Peruvian Fare - Tuna Ceviche with Avocado

It feels as though Peruvian food is having a moment.  Several top chefs have opened high end Peruvian fare restaurants in New York, Washington DC, Miami, San Francisco and more.  I wanted to share one of my go to favorites, Tuna Ceviche with Avocado.  Its a quick, easy delicious appetizer or meal that even kids will enjoy.  With the heat of summer fast approaching, a dinner of fresh ceviche is always welcome.

Tuna Ceviche with Avocado
1 pound sushi-grade tuna, sliced 1/4 inch thick
1 small red onion, halved and thinly sliced
3/4 cup fresh lime juice
1 teaspoon freshly ground black pepper
1 large Hass avocado, cut into 1/3-inch dice
1/4 cup coarsely chopped cilantro, plus leaves for garnish

1. Line a baking sheet with plastic wrap. Arrange the tuna slices in a single layer on the baking sheet and freeze until fairly firm, about 15 minutes.

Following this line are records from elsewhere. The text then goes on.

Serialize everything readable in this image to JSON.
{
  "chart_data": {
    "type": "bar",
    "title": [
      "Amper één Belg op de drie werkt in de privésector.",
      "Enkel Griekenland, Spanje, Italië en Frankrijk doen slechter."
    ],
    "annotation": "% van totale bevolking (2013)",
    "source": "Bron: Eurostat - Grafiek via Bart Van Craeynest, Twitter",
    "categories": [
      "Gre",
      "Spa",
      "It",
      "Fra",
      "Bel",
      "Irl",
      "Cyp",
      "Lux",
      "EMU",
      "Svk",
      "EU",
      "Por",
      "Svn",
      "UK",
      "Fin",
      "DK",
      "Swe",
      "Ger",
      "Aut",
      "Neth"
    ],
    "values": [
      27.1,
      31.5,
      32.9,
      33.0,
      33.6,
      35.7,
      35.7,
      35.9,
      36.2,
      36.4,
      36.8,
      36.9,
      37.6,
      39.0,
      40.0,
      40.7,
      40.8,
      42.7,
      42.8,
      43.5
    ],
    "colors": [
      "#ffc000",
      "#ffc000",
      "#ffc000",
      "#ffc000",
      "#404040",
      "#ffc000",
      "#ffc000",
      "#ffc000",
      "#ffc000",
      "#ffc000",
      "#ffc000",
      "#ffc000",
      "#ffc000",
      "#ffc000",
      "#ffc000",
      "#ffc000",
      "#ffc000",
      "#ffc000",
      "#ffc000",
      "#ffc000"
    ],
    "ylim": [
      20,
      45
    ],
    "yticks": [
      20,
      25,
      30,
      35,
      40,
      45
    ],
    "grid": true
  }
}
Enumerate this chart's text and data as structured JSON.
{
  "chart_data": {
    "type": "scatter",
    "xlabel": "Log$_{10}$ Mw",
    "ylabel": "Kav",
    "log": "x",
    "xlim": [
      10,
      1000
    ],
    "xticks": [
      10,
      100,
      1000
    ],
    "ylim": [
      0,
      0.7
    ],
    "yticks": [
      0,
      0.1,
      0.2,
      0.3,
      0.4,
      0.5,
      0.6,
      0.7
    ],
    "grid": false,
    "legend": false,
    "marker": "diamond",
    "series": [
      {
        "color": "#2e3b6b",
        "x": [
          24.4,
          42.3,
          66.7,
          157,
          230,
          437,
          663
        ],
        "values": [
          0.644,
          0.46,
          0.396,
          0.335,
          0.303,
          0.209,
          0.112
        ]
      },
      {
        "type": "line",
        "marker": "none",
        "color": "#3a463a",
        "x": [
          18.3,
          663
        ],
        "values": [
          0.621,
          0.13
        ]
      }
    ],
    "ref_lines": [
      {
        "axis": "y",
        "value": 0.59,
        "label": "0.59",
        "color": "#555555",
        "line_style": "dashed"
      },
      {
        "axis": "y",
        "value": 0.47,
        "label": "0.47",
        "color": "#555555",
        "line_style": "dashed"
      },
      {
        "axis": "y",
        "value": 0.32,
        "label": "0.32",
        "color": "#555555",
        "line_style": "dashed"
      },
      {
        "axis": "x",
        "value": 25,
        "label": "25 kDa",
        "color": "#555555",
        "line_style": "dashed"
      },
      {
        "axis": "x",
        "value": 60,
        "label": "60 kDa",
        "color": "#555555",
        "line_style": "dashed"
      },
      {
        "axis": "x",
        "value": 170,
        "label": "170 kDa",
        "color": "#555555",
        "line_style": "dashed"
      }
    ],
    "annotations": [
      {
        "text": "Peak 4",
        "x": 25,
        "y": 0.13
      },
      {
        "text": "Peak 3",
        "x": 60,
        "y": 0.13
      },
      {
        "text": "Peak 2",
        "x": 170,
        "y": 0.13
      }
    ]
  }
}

2.  Stack the slices of tuna. Using a very sharp chef’s knife, cut the tuna into neat 1/4-inch cubes. Transfer the cubed tuna to a medium glass or ceramic bowl and stir in the red onion, lime juice and black pepper. Cover the tuna with plastic wrap and refrigerate for 1 hour, stirring gently with a plastic spatula every 15 to 20 minutes (the diced tuna will change color slightly).

3.  Just before serving, gently fold in the diced avocado and chopped cilantro. Season the ceviche with salt. Transfer the ceviche to a serving bowl or individual glasses. Garnish with cilantro leaves.
Serves 2.  Serve with Tortilla chips.